One of Australia major Antarctic research stations is now partly solar powered in a move that could pave the way for other outposts to become greener.
More than 100 solar panels were on Tuesday switched on at the remote Casey Research Station, one of Australia’s three permanent bases on the frozen continent.
The panels are expected to provide about 10 per cent of the station’s yearly energy, reducing reliance on diesel generators and cutting emissions.
“This is the first solar power array at an Australian Antarctic research station and amongst the largest in Antarctica,” Australian Antarctic Division (AAD) director Mr Kim Ellis said.
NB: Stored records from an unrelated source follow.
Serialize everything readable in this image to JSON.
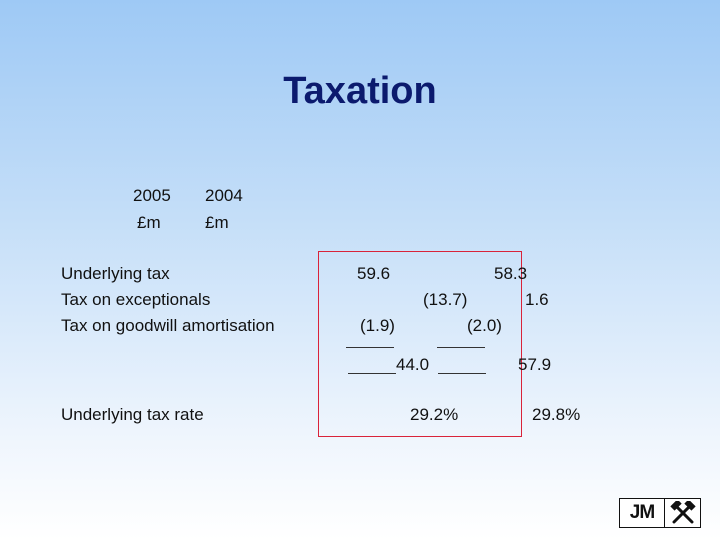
{
  "slide": {
    "title": "Taxation"
  },
  "columns": {
    "year_2005": "2005",
    "unit_2005": "£m",
    "year_2004": "2004",
    "unit_2004": "£m"
  },
  "rows": [
    {
      "label": "Underlying tax",
      "v2005": "59.6",
      "v2004": "58.3"
    },
    {
      "label": "Tax on exceptionals",
      "v2005": "(13.7)",
      "v2004": "1.6"
    },
    {
      "label": "Tax on goodwill amortisation",
      "v2005": "(1.9)",
      "v2004": "(2.0)"
    }
  ],
  "subtotal": {
    "v2005": "44.0",
    "v2004": "57.9"
  },
  "rate": {
    "label": "Underlying tax rate",
    "v2005": "29.2%",
    "v2004": "29.8%"
  },
  "logo": {
    "text": "JM",
    "icon": "crossed-hammers-icon"
  },
  "colors": {
    "title": "#0b1a6e",
    "highlight_box": "#d9233a"
  }
}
The first Australian solar farm in #Antarctica has been switched on at Casey research station thanks to a collaboration with @Masdar. 105 #solar panels provide 30 kW of #renewableenergy into the station’s power grid over summer https://t.co/NJ8puK87eb pic.twitter.com/9P5hWUi7bF
— antarctica.gov.au (@AusAntarctic) March 18, 2019
It took two months to install the solar technology on the side wall of the station’s green store.
Engineers batted minus-seven degree temperatures and blizzards to put up the panels, which have been adapted to capture the low angle of the sun and withstand extreme cold.
“The cold was a challenge, as the brackets and bolts are small and fiddly and can’t be installed while wearing gloves,” Casey Station engineering services supervisor Doreen McCurdy said.
“We had to use hand warmers to keep our fingers nimble.”
There are plans to connect the panels to a battery storage system and investigate whether solar power can be used at Australia’s other Antarctic stations.
“Once the solar system is running, we’ll be able to see how it performs as part of the station’s power grid,” Mr Ellis said.
“From there we can then look at how to get more out of the technology in the future.”
Belgium operates a zero-emission research station in Antarctica that runs entirely on solar and wind power.